Celldex (CLDX) – the company has two late stage candidates for the treatment of breast cancer (CDX-011) and glioblastoma (Rindopepimut). Rindopepimut is Celldex's most advanced candidate and being investigated for glioblastoma. The drug is an intradermal injectable peptide vaccine targeted against epidermal growth factor receptor (EGFR) vIII developed by John's Hopkins. In its previous trial, it showed significant progress in overall survival and progression-free survival. However, with the company enrolling patients, there is not a great deal of news surrounding this candidate.

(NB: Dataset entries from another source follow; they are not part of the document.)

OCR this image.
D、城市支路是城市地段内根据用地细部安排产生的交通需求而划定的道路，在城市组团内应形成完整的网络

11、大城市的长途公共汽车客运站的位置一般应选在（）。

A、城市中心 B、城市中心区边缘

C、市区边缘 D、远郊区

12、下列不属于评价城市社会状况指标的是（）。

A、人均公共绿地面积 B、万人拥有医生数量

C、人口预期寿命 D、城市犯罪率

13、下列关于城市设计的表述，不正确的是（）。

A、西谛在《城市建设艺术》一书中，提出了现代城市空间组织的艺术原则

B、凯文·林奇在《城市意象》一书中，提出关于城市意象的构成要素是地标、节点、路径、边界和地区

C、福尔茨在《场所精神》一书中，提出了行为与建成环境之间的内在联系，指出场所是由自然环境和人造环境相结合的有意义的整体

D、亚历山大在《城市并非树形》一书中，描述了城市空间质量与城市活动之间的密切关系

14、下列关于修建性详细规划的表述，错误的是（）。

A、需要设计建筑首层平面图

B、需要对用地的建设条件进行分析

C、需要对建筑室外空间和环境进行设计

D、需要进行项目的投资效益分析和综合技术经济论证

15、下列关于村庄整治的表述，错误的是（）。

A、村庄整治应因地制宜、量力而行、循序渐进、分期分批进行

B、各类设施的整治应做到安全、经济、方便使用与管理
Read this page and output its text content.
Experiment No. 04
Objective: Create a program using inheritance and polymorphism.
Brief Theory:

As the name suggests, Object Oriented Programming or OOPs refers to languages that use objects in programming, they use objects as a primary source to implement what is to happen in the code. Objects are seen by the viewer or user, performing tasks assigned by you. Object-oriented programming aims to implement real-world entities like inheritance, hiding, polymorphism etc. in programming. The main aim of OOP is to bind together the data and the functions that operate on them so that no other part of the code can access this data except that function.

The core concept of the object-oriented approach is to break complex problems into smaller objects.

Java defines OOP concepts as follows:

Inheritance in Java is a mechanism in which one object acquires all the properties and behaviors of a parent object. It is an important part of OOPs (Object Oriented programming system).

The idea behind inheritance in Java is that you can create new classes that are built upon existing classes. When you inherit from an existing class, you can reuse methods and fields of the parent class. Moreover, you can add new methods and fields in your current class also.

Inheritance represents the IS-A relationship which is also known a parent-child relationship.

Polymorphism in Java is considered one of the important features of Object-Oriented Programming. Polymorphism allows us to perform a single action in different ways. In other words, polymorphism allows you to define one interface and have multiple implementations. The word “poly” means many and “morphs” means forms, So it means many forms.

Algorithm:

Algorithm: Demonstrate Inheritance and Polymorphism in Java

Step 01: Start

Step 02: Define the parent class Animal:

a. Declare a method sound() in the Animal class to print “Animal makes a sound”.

CDX-011 (glembatumumab vedotin), in its Phase 2b EMERGE study in patients with glycoprotein NMB (GPNMB) expressing, advanced, heavily pretreated breast cancer, impressive response rates compared to current, available therapies in patients with advanced, refractory breast cancers with high GPNMB expression (expression in e25% of tumor cells). Final data are to be released any time, and taking some profits off the table now. Selling some puts if they pull back is a very wise way to play for a good longer term hold. For a risk on trade, selling the Dec $5 puts and buying the $7/8 BCS for a net 10 c on the $1 spread offers a bit of a risk reward profile that warrants some consideration.
Progenics (PGNX) – the company's main drug (Relistor) is used for relieving the constipation side effects of patients who are taking opioids (e.g., morphine) for pain. While this is a large market, the drug is given by subcutaneous injection, and it was delayed by the FDA (cosponsored by Salix). This delay, while a set back, should only be about 18 months or so. The more compelling case in PGNX's pipeline is their ADC mAb. PSMA ADC, an antibody-drug conjugate ("ADC") therapy for prostate cancer that binds to PSMA, a protein that is abundantly expressed on the surface of prostate cancer cells, as well as cells in the newly formed blood vessels of major solid tumors. The drug that is conjugetd to the mAb is monomethyl auristatin E, the same drug that is used in SGEN's Adcetris (brentuximab vedotin).
In the initial phases of the Phase 1 trail, four of nine patients treated with PSMA-ADC at 1.8 mg/kg showed reduced prostate specific antigen, circulating tumor cells and/or bone pain. Subsequent patients have shown that PSA reductions of 50% or more, and CTC (circulating tumor cells) reductions of less than 5 cells/7.5 ml blood were seen in around 50% of patients at doses of greater that 1.8 mg/kg. While it is early on, the mAb drug complex is compelling enough for a small allocation.